Aside from Bankers and others who now languish in the "robber baron" class, there are other professions too that seem to be in the category of getting no praise for getting it right - and tons of rubbishing if they get it wrong.
Hong Kong has just experienced its strongest winds in over a decade. A city where we used to more regularly experience typhoons that were a direct hit on us, and where the original "illegal structures" used to get blown away, and people died. We began to recognise the force and fury of these acts of nature! Nothing, I might add, like the tornados that seem to sweep through the mid-west of the USA with what seems to be increasing frequency and huge devastation, but nevertheless, enough to make you want to stay well inside.
So it was last Monday. What started off with a general storm warning signal being hosted, indicating that there was some blowy weather in the vicinity, eventually saw that storm pick up speed and ferocity to the extent that by the end of the day it had become Super Typhoon Vicente, and was heading reasonably close to Hong Kong.
The rapidity with which the storm developed came as a surprise to the folk at the Observatory, to the extent that they started to caution the public about the likelihood of higher storm signals being raised quite quickly. Flights into and out of Hong Kong were being increasingly affected, and in mid afternoon the Observatory warned that the signal No. 8 would probably have to be hoisted around 5 pm.
For those unfamiliar with Hong Kong's warning systems, there are only 5 numeric warnings; 1 which is cautionary, 3 which suggests that wind speeds are increasing and some precautions should be taken to bring in plants and chairs. Then the signals go to 8, 9 and 10. From 8 onwards, businesses close down (if they are open - and don't open if it is up in the morning).
A warning in advance helps people who have a long way to go home to make those arrangements, as with an approaching storm public transport becomes less frequent and in a big storm stops altogether.
So far so good, you might think. Businesses and staff had the necessary warnings in good time. They could make orderly arrangements to close up. Travellers could start to make enquiries about their flights.
As things turned out, the Observatory was correct with its warnings, and as the night progressed first the number 9 signal went up, and then the 10. By morning, even though the Super Typhoon had moved away, the signal number 8 was still up - but the Observatory said it should come down around 11 a.m. (For Hong Kong, businesses are expected to re-open two hours after the number 8 is lowered).
Result of the Typhoon? Lots of damage, although mostly trees and general debris. Some flooding - although not nearly as bad as experienced in Beijing last week, and lots of flights delayed or cancelled. Deaths? Nil.
And the public view? Anger because warnings were given two hours before the 8 signal went up, and a Book Fair had to close, losing money for the vendors.
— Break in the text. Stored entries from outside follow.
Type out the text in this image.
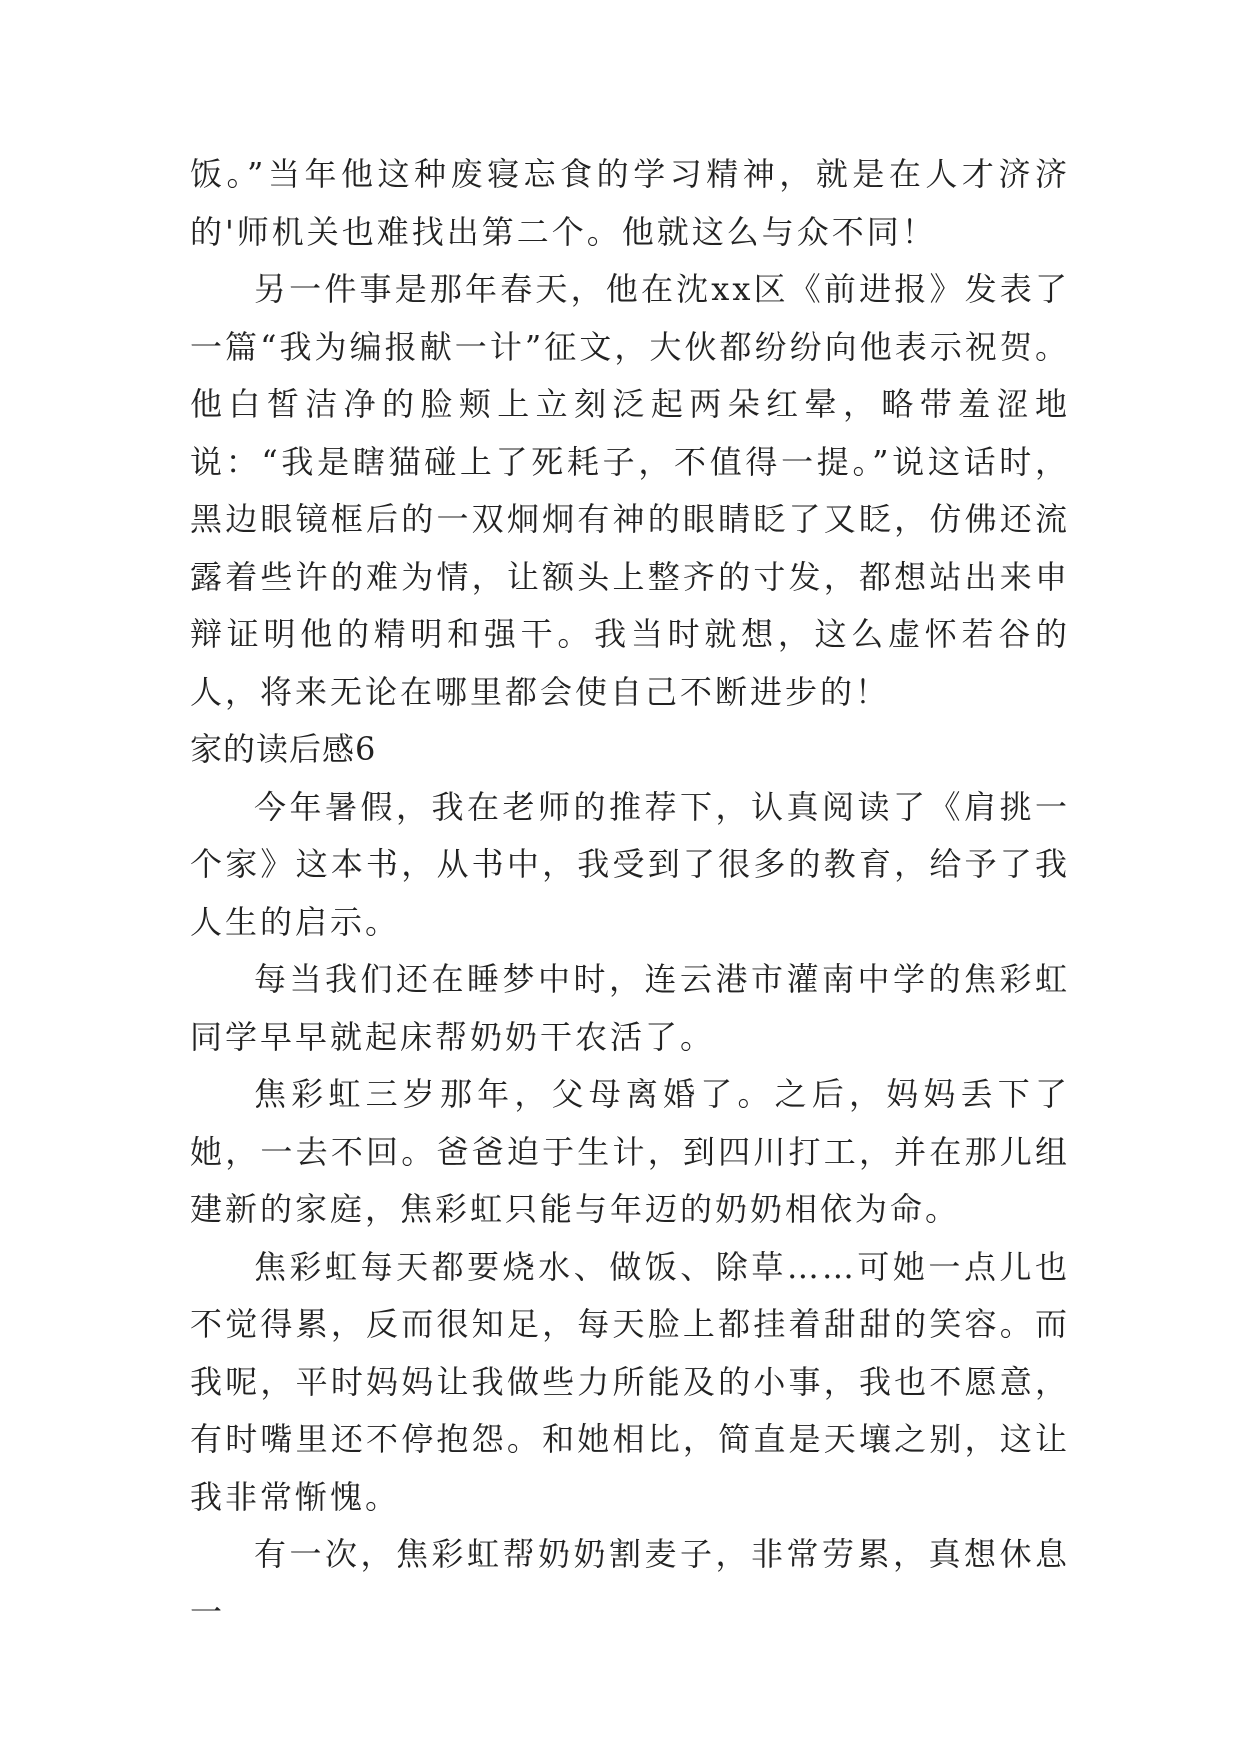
饭。”当年他这种废寝忘食的学习精神，就是在人才济济的'师机关也难找出第二个。他就这么与众不同！

另一件事是那年春天，他在沈xx区《前进报》发表了一篇“我为编报献一计”征文，大伙都纷纷向他表示祝贺。他白皙洁净的脸颊上立刻泛起两朵红晕，略带羞涩地说：“我是瞎猫碰上了死耗子，不值得一提。”说这话时，黑边眼镜框后的一双炯炯有神的眼睛眨了又眨，仿佛还流露着些许的难为情，让额头上整齐的寸发，都想站出来申辩证明他的精明和强干。我当时就想，这么虚怀若谷的人，将来无论在哪里都会使自己不断进步的！

家的读后感6

今年暑假，我在老师的推荐下，认真阅读了《肩挑一个家》这本书，从书中，我受到了很多的教育，给予了我人生的启示。

每当我们还在睡梦中时，连云港市灌南中学的焦彩虹同学早早就起床帮奶奶干农活了。

焦彩虹三岁那年，父母离婚了。之后，妈妈丢下了她，一去不回。爸爸迫于生计，到四川打工，并在那儿组建新的家庭，焦彩虹只能与年迈的奶奶相依为命。

焦彩虹每天都要烧水、做饭、除草……可她一点儿也不觉得累，反而很知足，每天脸上都挂着甜甜的笑容。而我呢，平时妈妈让我做些力所能及的小事，我也不愿意，有时嘴里还不停抱怨。和她相比，简直是天壤之别，这让我非常惭愧。

有一次，焦彩虹帮奶奶割麦子，非常劳累，真想休息一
Anger at the airport because passengers "just had to get to their destination" - forget the fact that planes could not take off, or land for that matter.
And if there had been a death? There would have been anger because that had happened, and the Observatory obviously did not warn everyone soon enough.
I think some people need to grow up. If you can control the weather - then you can make a lot of money for yourself - but you can't! So why take it out on the Observatory and even more importantly the poor staff who have to remain at work dealing with loud mouthed boorish oafs, of both sexes, who think their lives are so important they have to defy nature. It is not the check in clerk who caused the darned typhoon.
And why doesn't the media look for people who are not whining about the situation? Oh, sorry - naive rhetorical question.
And as for the Observatory? Continue to do what, in your judgement, you think is the best for the safety of Hong Kong but just recognise you'll never get thanked for it. Well, not always - Thank you.